Maya MacGuineas, president of the Committee for a Responsible Federal Budget, was a harsh critic of the Build Back Better Act but cheered the slimmed-down bill’s passage in a statement Friday.

“With today’s passage of the Inflation Reduction Act, lawmakers made an important pivot from reckless to responsible budgeting,” she said. “This bill started out as a plan filled with gimmicks that would add massively to the national debt and ended as one to reduce the deficit, help the Federal Reserve push against inflation, and serve as a model for how legislation can improve with real effort and leadership.”

Sticking to a Biden campaign promise, the bill doesn’t raise taxes on anyone who earns less than $400,000 a year. But Republicans, who universally opposed the bill, argued it would effectively raise taxes on all Americans because corporations will pass on higher taxes to consumers in the form of price hikes. Sen. Mike Crapo of Idaho, the top Republican on the Senate Finance Committee, laid out that argument in an Aug. 3 news conference.

“Technically, it’s not raising their tax rates,” Crapo said, referring to middle-class taxpayers. “It is raising taxes, and they are paying them. … They will be the ones who incur the burden of these taxes.”

Rep. Cathy McMorris Rodgers, R-Spokane, put that argument in less nuanced terms in a statement after Friday’s vote.

“Democrats are doubling down on a reckless tax and spending spree that has led to the out-of-control inflation, high gas and energy prices, and climbing health care costs that we see today,” she said. “This $700 billion socialist agenda will only bring more pain to hardworking people by raising taxes and costs across every income level all so Democrats and President Biden can fund their agenda and seek more federal command and control in people’s lives.”

Rep. Russ Fulcher, a Republican who represents North Idaho, said in a statement the Inflation Reduction Act “is as deceptively named as it is dangerous to our country’s economic well-being,” and accused Democrats of “asking the middle class and businesses to pay” for federal spending “with hundreds of billions in new taxes.”

In a statement, Central Washington GOP Rep. Dan Newhouse called it “inconceivable” that Democrats “can stand behind a package that is so clearly detrimental to the American people while lying about the climate and economic benefits it will provide.”

The bill’s 15% minimum tax applies only to corporations with at least $1 billion in annual revenue, which limits the requirement to about 200 of the country’s biggest companies. It also adds a 1% excise tax on corporate stock buybacks and gives $80 billion to the Internal Revenue Service, which has seen its budget and staffing fall by about 20% over the past decade, to help crack down on tax evasion by big companies and wealthy Americans.

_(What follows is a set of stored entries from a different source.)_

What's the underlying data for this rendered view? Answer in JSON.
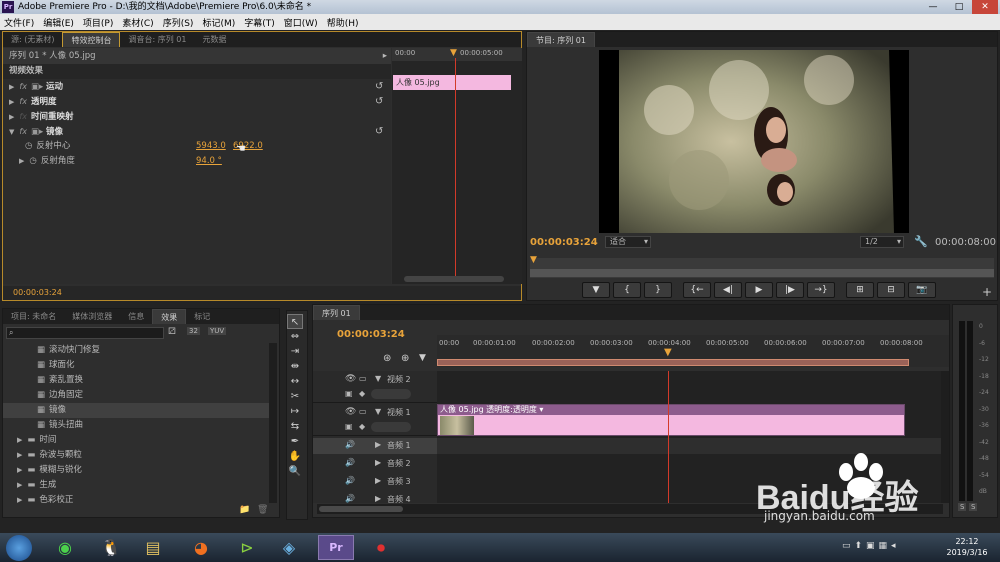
{
  "window": {
    "title": "Adobe Premiere Pro - D:\\我的文档\\Adobe\\Premiere Pro\\6.0\\未命名 *",
    "app_icon": "Pr",
    "min": "—",
    "max": "□",
    "close": "✕"
  },
  "menu": [
    "文件(F)",
    "编辑(E)",
    "项目(P)",
    "素材(C)",
    "序列(S)",
    "标记(M)",
    "字幕(T)",
    "窗口(W)",
    "帮助(H)"
  ],
  "fx_panel": {
    "tabs": [
      "源: (无素材)",
      "特效控制台",
      "调音台: 序列 01",
      "元数据"
    ],
    "header": "序列 01 * 人像 05.jpg",
    "section": "视频效果",
    "effects": [
      {
        "name": "运动"
      },
      {
        "name": "透明度"
      },
      {
        "name": "时间重映射"
      },
      {
        "name": "镜像"
      }
    ],
    "params": [
      {
        "name": "反射中心",
        "v1": "5943.0",
        "v2": "6922.0"
      },
      {
        "name": "反射角度",
        "v1": "94.0 °"
      }
    ],
    "timecode": "00:00:03:24",
    "ruler": [
      "00:00",
      "00:00:05:00"
    ],
    "clip": "人像 05.jpg"
  },
  "program": {
    "tab": "节目: 序列 01",
    "timecode": "00:00:03:24",
    "fit": "适合",
    "scale": "1/2",
    "duration": "00:00:08:00",
    "buttons": [
      "▼",
      "{",
      "}",
      "{←",
      "◀|",
      "▶",
      "|▶",
      "→}",
      "⊞",
      "⊟",
      "📷"
    ]
  },
  "project": {
    "tabs": [
      "项目: 未命名",
      "媒体浏览器",
      "信息",
      "效果",
      "标记"
    ],
    "items": [
      "滚动快门修复",
      "球面化",
      "紊乱置换",
      "边角固定",
      "镜像",
      "镜头扭曲"
    ],
    "folders": [
      "时间",
      "杂波与颗粒",
      "模糊与锐化",
      "生成",
      "色彩校正"
    ]
  },
  "tools": [
    "↖",
    "⇔",
    "⇥",
    "⇹",
    "↔",
    "✂",
    "↦",
    "⇆",
    "✒",
    "✋",
    "🔍"
  ],
  "timeline": {
    "tab": "序列 01",
    "timecode": "00:00:03:24",
    "ruler": [
      "00:00",
      "00:00:01:00",
      "00:00:02:00",
      "00:00:03:00",
      "00:00:04:00",
      "00:00:05:00",
      "00:00:06:00",
      "00:00:07:00",
      "00:00:08:00"
    ],
    "tracks": [
      {
        "name": "视频 2"
      },
      {
        "name": "视频 1"
      },
      {
        "name": "音频 1"
      },
      {
        "name": "音频 2"
      },
      {
        "name": "音频 3"
      },
      {
        "name": "音频 4"
      }
    ],
    "clip_label": "人像 05.jpg  透明度:透明度 ▾"
  },
  "meter": {
    "labels": [
      "0",
      "-6",
      "-12",
      "-18",
      "-24",
      "-30",
      "-36",
      "-42",
      "-48",
      "-54",
      "dB"
    ],
    "solo": [
      "S",
      "S"
    ]
  },
  "taskbar": {
    "time": "22:12",
    "date": "2019/3/16"
  },
  "watermark": {
    "brand": "Baidu经验",
    "url": "jingyan.baidu.com"
  },
  "colors": {
    "accent": "#e8a33a",
    "clip_pink": "#f4b8e0",
    "playhead": "#d23a2a"
  }
}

Republicans have also criticized the provision that lets Medicare negotiate lower prices with pharmaceutical companies, who have long argued the relatively exorbitant prices Americans pay for prescription drugs – about twice what people in comparable countries pay, according to the Kaiser Family Foundation – allow drugmakers to develop new medications.

Five former Treasury secretaries who served in the administrations of Presidents Bill Clinton, George W. Bush and Barack Obama pushed back on that GOP rhetoric in a statement Aug. 3, saying the bill “is financed by prudent tax policy that will collect more from top-earners and large corporations.”

“Taxes due or paid will not increase for any family making less than $400,000/year,” the former Treasury secretaries wrote. “And the extra taxes levied on corporations do not reflect increases in the corporate tax rate, but rather the reclaiming of revenue lost to tax avoidance and provisions benefiting the most affluent.”

The bill will now go to Biden’s desk to be signed into law.